- Born: May 17, 1980
- Died: February 14, 2018 (aged 37) Parkland, Florida, U.S.
- Education: Marjory Stoneman Douglas High School
- Spouse: Melissa Feis
- Children: 1
- Relatives: Johanna Feis, Ray Feis, Michael Connell Jr.
- Awards: Best Coach/Manager ESPY Award

= Aaron Feis =

American football coach and victim of Parkland school shooting

Aaron Louis Feis (May 17, 1980 – February 14, 2018) was an American high school coach and security guard at Marjory Stoneman Douglas High School. He was a victim of the Stoneman Douglas High School shooting on February 14th, 2018.

During the shooting, Feis ran into the school confronting the shooter. He was shot in an attempt to shield a group of students and died from his wounds. In the aftermath of the shooting, Feis was universally praised for the selflessness of his actions during the shooting. He posthumously received the Best Coach/Manager ESPY Award on July 18, 2018.

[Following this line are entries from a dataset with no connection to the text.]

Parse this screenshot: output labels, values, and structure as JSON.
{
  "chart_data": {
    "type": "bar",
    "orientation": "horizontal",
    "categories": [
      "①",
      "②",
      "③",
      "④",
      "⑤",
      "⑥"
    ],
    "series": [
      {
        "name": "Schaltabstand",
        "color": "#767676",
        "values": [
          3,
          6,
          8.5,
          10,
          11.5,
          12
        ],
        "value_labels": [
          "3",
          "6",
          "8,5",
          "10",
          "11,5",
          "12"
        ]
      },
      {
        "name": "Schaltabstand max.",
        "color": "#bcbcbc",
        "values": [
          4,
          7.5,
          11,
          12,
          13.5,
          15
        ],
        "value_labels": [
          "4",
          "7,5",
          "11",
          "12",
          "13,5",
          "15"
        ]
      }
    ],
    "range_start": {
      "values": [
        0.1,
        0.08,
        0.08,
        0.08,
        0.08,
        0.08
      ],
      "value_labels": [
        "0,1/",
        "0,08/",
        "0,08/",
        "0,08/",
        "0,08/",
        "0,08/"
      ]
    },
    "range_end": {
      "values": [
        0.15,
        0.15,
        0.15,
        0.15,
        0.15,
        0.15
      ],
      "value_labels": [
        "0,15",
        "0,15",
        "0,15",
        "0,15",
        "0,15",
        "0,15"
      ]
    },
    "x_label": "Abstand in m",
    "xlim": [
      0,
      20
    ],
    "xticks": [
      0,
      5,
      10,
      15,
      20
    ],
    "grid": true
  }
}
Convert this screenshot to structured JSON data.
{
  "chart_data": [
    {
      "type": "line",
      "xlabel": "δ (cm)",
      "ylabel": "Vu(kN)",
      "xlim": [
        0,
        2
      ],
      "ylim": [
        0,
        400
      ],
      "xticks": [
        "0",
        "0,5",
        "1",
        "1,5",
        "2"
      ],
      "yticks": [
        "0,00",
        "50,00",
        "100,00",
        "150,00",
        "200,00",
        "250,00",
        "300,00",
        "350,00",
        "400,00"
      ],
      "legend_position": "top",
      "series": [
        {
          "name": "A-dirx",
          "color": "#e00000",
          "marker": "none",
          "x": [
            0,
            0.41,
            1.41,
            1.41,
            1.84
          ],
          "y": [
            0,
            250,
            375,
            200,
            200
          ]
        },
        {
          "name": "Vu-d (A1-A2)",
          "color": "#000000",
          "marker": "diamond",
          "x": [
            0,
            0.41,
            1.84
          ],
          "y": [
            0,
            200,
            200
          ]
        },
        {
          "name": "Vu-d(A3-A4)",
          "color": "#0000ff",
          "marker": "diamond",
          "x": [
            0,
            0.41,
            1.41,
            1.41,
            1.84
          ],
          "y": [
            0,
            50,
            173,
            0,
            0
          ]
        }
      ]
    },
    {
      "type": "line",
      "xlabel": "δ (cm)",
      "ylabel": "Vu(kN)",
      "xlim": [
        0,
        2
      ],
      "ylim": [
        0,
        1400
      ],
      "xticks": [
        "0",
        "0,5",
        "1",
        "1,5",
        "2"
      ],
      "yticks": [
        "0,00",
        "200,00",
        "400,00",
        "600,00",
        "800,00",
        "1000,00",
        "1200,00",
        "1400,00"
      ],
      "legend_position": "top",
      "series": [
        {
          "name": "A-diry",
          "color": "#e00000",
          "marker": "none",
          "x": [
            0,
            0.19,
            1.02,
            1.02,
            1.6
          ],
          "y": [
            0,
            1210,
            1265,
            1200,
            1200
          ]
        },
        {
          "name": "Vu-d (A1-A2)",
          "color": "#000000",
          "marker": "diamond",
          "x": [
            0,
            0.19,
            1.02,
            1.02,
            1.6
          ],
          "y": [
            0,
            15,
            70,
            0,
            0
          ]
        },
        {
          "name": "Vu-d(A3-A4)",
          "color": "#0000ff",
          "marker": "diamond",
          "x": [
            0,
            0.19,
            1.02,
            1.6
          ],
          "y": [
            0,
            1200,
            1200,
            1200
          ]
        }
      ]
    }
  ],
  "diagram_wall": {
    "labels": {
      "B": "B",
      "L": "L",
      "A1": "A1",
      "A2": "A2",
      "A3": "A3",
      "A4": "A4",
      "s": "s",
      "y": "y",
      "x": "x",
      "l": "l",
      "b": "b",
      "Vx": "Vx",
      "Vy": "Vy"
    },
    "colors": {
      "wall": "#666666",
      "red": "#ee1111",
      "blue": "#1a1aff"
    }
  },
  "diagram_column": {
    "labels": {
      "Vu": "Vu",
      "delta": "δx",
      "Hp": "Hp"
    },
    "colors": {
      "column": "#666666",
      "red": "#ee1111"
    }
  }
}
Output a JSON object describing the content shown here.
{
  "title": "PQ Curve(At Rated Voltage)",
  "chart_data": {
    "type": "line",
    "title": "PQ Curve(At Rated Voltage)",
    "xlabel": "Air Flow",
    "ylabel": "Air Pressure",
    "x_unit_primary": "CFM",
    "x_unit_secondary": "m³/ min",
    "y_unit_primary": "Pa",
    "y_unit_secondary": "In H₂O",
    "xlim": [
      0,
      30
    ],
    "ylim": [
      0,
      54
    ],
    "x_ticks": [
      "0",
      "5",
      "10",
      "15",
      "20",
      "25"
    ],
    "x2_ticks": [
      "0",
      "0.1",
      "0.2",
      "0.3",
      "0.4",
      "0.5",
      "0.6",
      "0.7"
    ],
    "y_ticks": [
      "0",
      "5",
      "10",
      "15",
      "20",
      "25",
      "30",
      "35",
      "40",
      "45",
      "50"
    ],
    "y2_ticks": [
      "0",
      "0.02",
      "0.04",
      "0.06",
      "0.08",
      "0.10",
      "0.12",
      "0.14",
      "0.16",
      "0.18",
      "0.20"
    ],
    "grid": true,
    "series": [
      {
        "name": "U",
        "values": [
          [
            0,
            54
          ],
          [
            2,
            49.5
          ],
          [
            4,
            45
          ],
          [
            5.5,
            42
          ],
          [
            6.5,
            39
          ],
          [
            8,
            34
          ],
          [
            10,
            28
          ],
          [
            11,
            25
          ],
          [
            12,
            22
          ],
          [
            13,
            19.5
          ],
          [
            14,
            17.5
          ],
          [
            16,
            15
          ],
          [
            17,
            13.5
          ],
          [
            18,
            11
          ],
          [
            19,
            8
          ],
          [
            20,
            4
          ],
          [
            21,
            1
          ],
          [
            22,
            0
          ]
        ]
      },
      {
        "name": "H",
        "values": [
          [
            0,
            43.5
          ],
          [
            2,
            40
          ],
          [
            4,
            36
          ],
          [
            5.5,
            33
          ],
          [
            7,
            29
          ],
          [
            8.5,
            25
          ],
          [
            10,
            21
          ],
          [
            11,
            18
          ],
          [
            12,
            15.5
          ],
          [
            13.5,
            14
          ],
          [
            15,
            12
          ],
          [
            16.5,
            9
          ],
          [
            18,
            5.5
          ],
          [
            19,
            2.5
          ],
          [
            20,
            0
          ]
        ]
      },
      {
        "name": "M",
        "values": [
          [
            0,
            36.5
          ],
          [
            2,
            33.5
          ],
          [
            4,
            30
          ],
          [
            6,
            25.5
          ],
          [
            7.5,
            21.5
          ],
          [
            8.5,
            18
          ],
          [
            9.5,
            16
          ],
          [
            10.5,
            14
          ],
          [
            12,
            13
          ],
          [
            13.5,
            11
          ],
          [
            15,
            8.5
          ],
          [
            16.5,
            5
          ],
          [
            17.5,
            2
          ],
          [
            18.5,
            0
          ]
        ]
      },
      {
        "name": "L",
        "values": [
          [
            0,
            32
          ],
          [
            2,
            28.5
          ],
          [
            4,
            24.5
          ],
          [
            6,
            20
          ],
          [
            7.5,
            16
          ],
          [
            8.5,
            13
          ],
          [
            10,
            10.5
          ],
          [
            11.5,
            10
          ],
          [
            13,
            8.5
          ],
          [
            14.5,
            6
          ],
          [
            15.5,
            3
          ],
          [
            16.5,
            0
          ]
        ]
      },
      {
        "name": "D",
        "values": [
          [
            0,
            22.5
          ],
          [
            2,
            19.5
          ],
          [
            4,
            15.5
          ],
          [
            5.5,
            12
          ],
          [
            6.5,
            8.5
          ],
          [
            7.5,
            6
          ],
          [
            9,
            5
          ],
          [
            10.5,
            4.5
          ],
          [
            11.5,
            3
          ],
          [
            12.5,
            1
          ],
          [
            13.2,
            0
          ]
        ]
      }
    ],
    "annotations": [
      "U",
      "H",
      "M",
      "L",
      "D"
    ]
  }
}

== Early and personal life ==
Feis graduated from Marjory Stoneman Douglas High School in 1999. He was married to Melisa Feis, with whom he had a daughter. Those close to Feis described him as strongly devoted to his family.

== Marjory Stoneman Douglas High School ==

=== Tenure ===
In 2002, three years after graduating, Feis returned to MSDHS, serving as an assistant football coach as well as a school monitor.

==== 2018 shooting ====
On February 14, 2018, at approximately 2:21 P.M. EST, former student Nikolas Cruz opened fire in Marjory Stoneman Douglas High School. According to several eye witnesses and the sheriff's department, Feis quickly ran to the scene and attempted to protect students from gunfire. According to several sources, Feis died in the protection of two students from gunfire. By the end of the shooting, Cruz had killed 17 staff and students.

==== Reactions to Feis' death ====
After Feis' death was announced, many people came to express their sadness and memories of Feis as a positive influence on their lives. According to ESPN, none of those interviewed expressed surprise that Feis was willing to sacrifice his life in order to protect students. Dennis Lehtio, a spokesman for the school's football program, stated "[Feis] died the same way he lived – he put himself second."

Others remember Feis as a caring member of staff who students cited as a "big ol' teddy bear".

== Legacy ==
In 2019, the Miami Dolphins posthumously selected Feis as the George F. Smith Coach of the Year.

In 2025, in recognition of the actions of Feis as well as fellow teachers Scott Beigel and Chris Hixon, the Orange Bowl announced the Beigel-Feis-Hixon Valor Award, a US$10,000 scholarship given to an athlete who had "Identifiable actions, which clearly demonstrate extraordinary courage or commitment and how he/she has overcome obstacles."